Re: Explicit casting of enum -- intentional restriction?
On Sunday, October 02, 2016 12:00:05 rcorre via Digitalmars-d-learn wrote: > Thanks for tracking that down. I think the bug is that a > string-typed enum passes isSomeString but not isInputRange. It > should either be both or neither. I filed > https://issues.dlang.org/show_bug.cgi?id=16573. I really don't think that it makes sense for isSomeString to be true for an enum (I thought that we'd made it so that it wasn't, so the fact that it currently is is quite surprising and definitely annoying). Making isConvertibleToString true for enums (since for some reason, it's not) would make exists work with enums again, but having both isSomeString and isConvertibleToString be true for enums could be a problem. I really think that making isSomeString false for enums with a base type of string is what we would ideally do (that and make isConvertibleToString true for those enums), but I'm not sure that we could get away with it at this point, since there may be a fair bit of code in the wild depending on isSomeString being true for enums with a base type of string. But the situation with isInputString helps make it clear why treating an enum with a base type of string as if it were a string rather than just convertible to string is a problem. - Jonathan M Davis
Re: Explicit casting of enum -- intentional restriction?

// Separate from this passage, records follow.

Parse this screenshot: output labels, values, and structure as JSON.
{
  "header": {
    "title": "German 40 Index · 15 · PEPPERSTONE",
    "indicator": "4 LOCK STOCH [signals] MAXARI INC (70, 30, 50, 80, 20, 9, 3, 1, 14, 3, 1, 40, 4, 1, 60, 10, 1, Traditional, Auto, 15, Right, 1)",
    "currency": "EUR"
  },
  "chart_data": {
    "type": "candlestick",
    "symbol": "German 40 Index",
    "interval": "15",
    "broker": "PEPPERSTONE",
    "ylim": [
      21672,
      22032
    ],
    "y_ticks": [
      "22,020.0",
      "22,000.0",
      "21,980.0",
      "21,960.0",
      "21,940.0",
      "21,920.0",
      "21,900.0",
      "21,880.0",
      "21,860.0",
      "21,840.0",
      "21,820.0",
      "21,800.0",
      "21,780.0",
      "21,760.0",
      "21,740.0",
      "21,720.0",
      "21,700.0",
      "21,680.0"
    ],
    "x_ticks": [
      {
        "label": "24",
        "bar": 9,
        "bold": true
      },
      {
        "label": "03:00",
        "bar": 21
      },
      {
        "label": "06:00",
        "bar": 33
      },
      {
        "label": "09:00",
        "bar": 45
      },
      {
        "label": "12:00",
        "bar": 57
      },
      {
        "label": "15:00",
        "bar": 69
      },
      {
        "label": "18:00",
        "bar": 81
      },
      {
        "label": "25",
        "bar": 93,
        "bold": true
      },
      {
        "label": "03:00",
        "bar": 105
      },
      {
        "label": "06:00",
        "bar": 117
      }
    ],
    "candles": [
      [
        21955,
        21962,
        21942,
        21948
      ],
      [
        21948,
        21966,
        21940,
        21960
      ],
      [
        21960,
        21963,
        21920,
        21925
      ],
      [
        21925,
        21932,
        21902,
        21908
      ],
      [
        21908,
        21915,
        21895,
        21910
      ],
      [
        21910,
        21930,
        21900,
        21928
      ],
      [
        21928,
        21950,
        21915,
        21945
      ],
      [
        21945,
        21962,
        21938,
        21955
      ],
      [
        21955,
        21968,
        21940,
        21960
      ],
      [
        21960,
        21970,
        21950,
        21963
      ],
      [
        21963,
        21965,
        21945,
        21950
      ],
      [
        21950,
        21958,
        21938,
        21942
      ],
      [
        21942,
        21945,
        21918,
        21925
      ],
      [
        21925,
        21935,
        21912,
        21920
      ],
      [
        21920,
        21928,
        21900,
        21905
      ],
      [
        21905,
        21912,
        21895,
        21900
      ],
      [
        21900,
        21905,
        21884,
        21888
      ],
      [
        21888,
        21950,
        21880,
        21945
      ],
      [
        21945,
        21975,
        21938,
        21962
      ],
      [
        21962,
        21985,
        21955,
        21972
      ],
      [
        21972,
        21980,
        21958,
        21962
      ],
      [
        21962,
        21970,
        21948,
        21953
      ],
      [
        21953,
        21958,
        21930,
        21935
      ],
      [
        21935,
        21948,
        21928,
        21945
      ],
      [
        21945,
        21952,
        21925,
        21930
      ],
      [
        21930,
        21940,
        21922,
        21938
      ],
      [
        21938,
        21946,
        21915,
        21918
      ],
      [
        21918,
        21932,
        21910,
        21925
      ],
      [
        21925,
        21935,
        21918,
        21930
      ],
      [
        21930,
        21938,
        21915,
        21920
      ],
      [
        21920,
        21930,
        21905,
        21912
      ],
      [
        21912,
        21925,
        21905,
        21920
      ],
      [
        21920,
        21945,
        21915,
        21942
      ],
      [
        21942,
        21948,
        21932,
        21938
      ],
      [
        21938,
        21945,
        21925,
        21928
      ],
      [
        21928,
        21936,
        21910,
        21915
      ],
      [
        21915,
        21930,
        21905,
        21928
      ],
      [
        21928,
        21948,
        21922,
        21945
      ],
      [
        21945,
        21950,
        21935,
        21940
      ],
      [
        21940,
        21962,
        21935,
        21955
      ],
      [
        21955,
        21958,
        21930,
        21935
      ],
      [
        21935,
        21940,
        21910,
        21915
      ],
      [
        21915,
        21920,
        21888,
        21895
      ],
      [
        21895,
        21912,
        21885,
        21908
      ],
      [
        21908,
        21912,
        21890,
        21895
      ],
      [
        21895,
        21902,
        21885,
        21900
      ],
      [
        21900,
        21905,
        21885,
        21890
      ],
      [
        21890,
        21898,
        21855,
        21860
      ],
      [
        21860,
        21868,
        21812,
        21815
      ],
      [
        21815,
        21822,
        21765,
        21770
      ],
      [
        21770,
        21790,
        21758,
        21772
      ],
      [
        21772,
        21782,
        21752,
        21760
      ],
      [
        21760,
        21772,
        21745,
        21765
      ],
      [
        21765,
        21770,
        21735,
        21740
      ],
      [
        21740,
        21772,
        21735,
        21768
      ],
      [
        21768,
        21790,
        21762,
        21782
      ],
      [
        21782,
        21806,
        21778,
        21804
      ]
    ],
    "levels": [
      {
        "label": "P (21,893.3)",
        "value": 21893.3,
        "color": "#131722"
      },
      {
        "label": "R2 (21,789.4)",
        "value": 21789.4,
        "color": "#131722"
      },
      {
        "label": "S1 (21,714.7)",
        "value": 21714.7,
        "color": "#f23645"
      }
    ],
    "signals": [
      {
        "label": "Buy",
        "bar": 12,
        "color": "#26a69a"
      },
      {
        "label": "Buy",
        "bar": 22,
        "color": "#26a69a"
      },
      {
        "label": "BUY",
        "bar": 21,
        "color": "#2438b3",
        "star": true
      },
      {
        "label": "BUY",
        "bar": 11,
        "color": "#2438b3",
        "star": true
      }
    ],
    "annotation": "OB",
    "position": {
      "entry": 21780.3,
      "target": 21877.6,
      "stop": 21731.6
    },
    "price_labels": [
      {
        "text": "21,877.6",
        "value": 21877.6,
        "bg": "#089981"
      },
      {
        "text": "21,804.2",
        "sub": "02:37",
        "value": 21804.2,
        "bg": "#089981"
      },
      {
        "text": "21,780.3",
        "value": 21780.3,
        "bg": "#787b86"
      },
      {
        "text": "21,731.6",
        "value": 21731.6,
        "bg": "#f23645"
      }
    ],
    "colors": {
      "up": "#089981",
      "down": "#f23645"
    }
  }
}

On Sunday, 2 October 2016 at 10:52:59 UTC, Marc Schütz wrote: On Saturday, 1 October 2016 at 20:52:48 UTC, rcorre wrote: I just tried to compile an old project and the following failed: --- enum Paths : string { bitmapDir = "content/image", fontDir = "content/font", soundDir = "content/sound", ... if (Paths.preferences.exists) ... --- It turns out members of Paths are no longer implicitly converted to string, and I needed to use if ((cast(string)Paths.preferences).exists) Is this an intentional limitation or a regression? I didn't see it in the last few changelogs but I'll admit I didn't check them rigorously. This is the PR that broke it: https://github.com/dlang/phobos/pull/3447 Thanks for tracking that down. I think the bug is that a string-typed enum passes isSomeString but not isInputRange. It should either be both or neither. I filed https://issues.dlang.org/show_bug.cgi?id=16573.
Re: Explicit casting of enum -- intentional restriction?
On Saturday, 1 October 2016 at 20:52:48 UTC, rcorre wrote: I just tried to compile an old project and the following failed: --- enum Paths : string { bitmapDir = "content/image", fontDir = "content/font", soundDir = "content/sound", ... if (Paths.preferences.exists) ... --- It turns out members of Paths are no longer implicitly converted to string, and I needed to use if ((cast(string)Paths.preferences).exists) Is this an intentional limitation or a regression? I didn't see it in the last few changelogs but I'll admit I didn't check them rigorously. This is the PR that broke it: https://github.com/dlang/phobos/pull/3447
Re: Explicit casting of enum -- intentional restriction?
The Code below still works, so I guess it's some problem with the constraint of "exists". import std.stdio; enum Foo { A = "B" } void test(string a) { } void main() { test(Foo.A); Foo.A.test(); }
Explicit casting of enum -- intentional restriction?
I just tried to compile an old project and the following failed: --- enum Paths : string { bitmapDir = "content/image", fontDir = "content/font", soundDir = "content/sound", ... if (Paths.preferences.exists) ... --- It turns out members of Paths are no longer implicitly converted to string, and I needed to use if ((cast(string)Paths.preferences).exists) Is this an intentional limitation or a regression? I didn't see it in the last few changelogs but I'll admit I didn't check them rigorously.